Bead necklace: (a) & (b) Depictions of bead necklaces (c) A Mizo lady in traditional attire wearing a bead necklace (Courtesy: Lalhmangaihi Chhakchhuak; image c).

Smoking pipe (vaibel) (Fig. 14) has been part of the material culture of the Mizos. It is considered as a pipe for the men with a silver piece fitted inside for lining. Previously, the head was made of clay which is connected to a bamboo pipe (Lianhmingthanga 1998: 108).

Figure 14 

Smoking pipe – (a) Depiction of a smoking pipe (b) Traditional Mizo smoking pipe (Courtesy: Mizoram State Museum).

The analogy from these materials shows that even in the present day certain materials do still play an important function in the society. It also proves the continuity and use of the materials reflected in the megaliths from the past to the present day. The folklores and stories associated with these megaliths show the psychological feelings of the past people who did their best they could to represent their feelings and love for their dear ones.

It is also equally interesting to note that though many of the megalithic monuments found in these two villages are associated with deceased people, as is the generic understanding of the relationship between megaliths and burial customs, few are built to commemorate events related to personal feelings of the living. As for an example, the megalith of Darthiangi Lung which symbolizes the deep love between a deranged couple who couldn’t be together and parted their ways because of societal norms. It also brings out the norm of women being held responsible in case of a childless couple and probably came under so much condemnation that the only choice left with the wife was to leave her husband even if they were in love with each other. In this particular case the folklore story actually is an evidence that shows how megaliths lost their true funeral characters in the popular mind and the replacement of that by the emotions of the living.

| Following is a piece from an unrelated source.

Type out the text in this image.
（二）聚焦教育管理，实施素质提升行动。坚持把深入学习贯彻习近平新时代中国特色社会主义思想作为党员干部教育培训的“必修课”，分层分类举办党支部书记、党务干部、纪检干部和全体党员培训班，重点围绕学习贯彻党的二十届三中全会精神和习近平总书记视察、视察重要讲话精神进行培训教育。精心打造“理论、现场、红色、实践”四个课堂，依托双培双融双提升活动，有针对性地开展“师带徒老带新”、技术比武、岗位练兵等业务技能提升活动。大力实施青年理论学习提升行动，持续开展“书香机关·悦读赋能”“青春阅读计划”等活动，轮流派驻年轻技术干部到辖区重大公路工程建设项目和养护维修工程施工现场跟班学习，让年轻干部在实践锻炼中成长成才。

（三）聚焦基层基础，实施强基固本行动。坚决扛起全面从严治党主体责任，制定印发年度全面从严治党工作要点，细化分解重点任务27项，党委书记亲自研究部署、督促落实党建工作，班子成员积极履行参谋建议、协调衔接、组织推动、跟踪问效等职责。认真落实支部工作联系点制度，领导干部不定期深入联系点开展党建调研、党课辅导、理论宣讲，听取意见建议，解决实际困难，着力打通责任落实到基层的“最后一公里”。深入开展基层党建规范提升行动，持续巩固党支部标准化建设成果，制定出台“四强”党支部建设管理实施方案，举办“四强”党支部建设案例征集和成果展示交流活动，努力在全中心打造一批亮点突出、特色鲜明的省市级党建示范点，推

Megaliths are part of the material culture of the community that builds them and the material world is crucial in the processes of enculturation and cultural transmission, in shaping daily experience and perceptions, and in orienting actions. In this way, the megaliths as material culture carries symbolic information on human cognition.

Conclusion

Megalithic traditions are worldwide phenomena. Stonehenge (UK), Gobekli Tepe in southeastern Turkey and monolithic Moai of Easter Island have all been interpreted as ceremonial or ritualistic structures. Megalithic monuments were frequently decorated with a variety of art forms, including petroglyphs, various abstract signs and symbols, pictographs, motifs, cupules, cup and ring marks, and other incised imagery. However, the true meaning behind the construction and decorative art of megalithic stone structures is still an enigma. The reconceptualization of space and architecture within archaeology has instigated a renewed interest in the meaning of the megalithic monument. This has led to an approach to megalithic analysis that is strikingly different from previous interpretation of their significance to prehistoric people, which was from the view point of social organization to one of individual human experience.

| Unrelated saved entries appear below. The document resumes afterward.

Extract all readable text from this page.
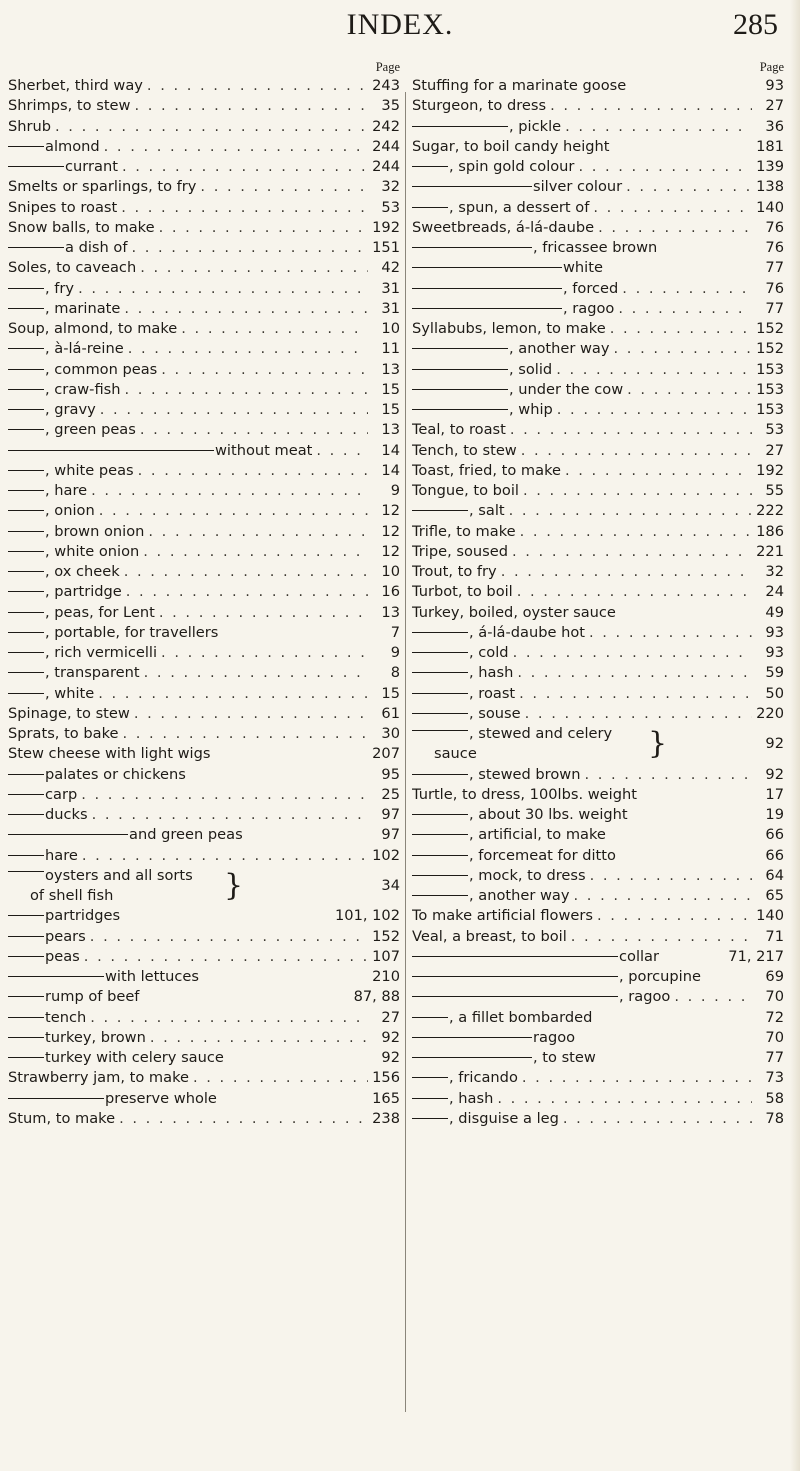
INDEX.	285
Page
Sherbet, third way . . .	243
Shrimps, to stew . . .	35
Shrub . . .	242
almond . . .	244
currant . . .	244
Smelts or sparlings, to fry . . .	32
Snipes to roast . . .	53
Snow balls, to make . . .	192
a dish of . . .	151
Soles, to caveach . . .	42
, fry . . .	31
, marinate . . .	31
Soup, almond, to make . . .	10
, à-lá-reine . . .	11
, common peas . . .	13
, craw-fish . . .	15
, gravy . . .	15
, green peas . . .	13
without meat . . .	14
, white peas . . .	14
, hare . . .	9
, onion . . .	12
, brown onion . . .	12
, white onion . . .	12
, ox cheek . . .	10
, partridge . . .	16
, peas, for Lent . . .	13
, portable, for travellers	7
, rich vermicelli . . .	9
, transparent . . .	8
, white . . .	15
Spinage, to stew . . .	61
Sprats, to bake . . .	30
Stew cheese with light wigs	207
palates or chickens	95
carp . . .	25
ducks . . .	97
and green peas	97
hare . . .	102
oysters and all sorts
of shell fish	}	34
partridges	101, 102
pears . . .	152
peas . . .	107
with lettuces	210
rump of beef	87, 88
tench . . .	27
turkey, brown . . .	92
turkey with celery sauce	92
Strawberry jam, to make . . .	156
preserve whole	165
Stum, to make . . .	238
Page
Stuffing for a marinate goose	93
Sturgeon, to dress . . .	27
, pickle . . .	36
Sugar, to boil candy height	181
, spin gold colour . . .	139
silver colour . . .	138
, spun, a dessert of . . .	140
Sweetbreads, á-lá-daube . . .	76
, fricassee brown	76
white	77
, forced . . .	76
, ragoo . . .	77
Syllabubs, lemon, to make . . .	152
, another way . . .	152
, solid . . .	153
, under the cow . . .	153
, whip . . .	153
Teal, to roast . . .	53
Tench, to stew . . .	27
Toast, fried, to make . . .	192
Tongue, to boil . . .	55
, salt . . .	222
Trifle, to make . . .	186
Tripe, soused . . .	221
Trout, to fry . . .	32
Turbot, to boil . . .	24
Turkey, boiled, oyster sauce	49
, á-lá-daube hot . . .	93
, cold . . .	93
, hash . . .	59
, roast . . .	50
, souse . . .	220
, stewed and celery
sauce	}	92
, stewed brown . . .	92
Turtle, to dress, 100lbs. weight	17
, about 30 lbs. weight	19
, artificial, to make	66
, forcemeat for ditto	66
, mock, to dress . . .	64
, another way . . .	65
To make artificial flowers . . .	140
Veal, a breast, to boil . . .	71
collar	71, 217
, porcupine	69
, ragoo . . .	70
, a fillet bombarded	72
ragoo	70
, to stew	77
, fricando . . .	73
, hash . . .	58
, disguise a leg . . .	78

The megaliths from the villages of Farkawn and Khankawn raises interest and curiosity into the nature of such individual human experience of the Mizo society. The introduction of writing came late only along with the British missionaries due to which the preliterate Mizos made their expressions and thoughts on the megalithic monuments and rock surfaces. However, with the coming of Christianity, the Mizo society began to evolve towards modern culture due to which the traditional and customary practices underwent changes. This led some cultural practices to vanish while new practices were being inducted.

With regards to chronology, it is difficult to give exact dates of the early Mizo history. Though historians have made certain chronologies regarding the migrations of the Mizos into the present day Mizoram, however, there are no absolute dates to confirm them. Archeological researches are still lagging as compared to other states in India. Extensive archeological excavations and dating are required to give a better chronology and to establish a proper time framework which is still a major lacuna in the history of the Mizos.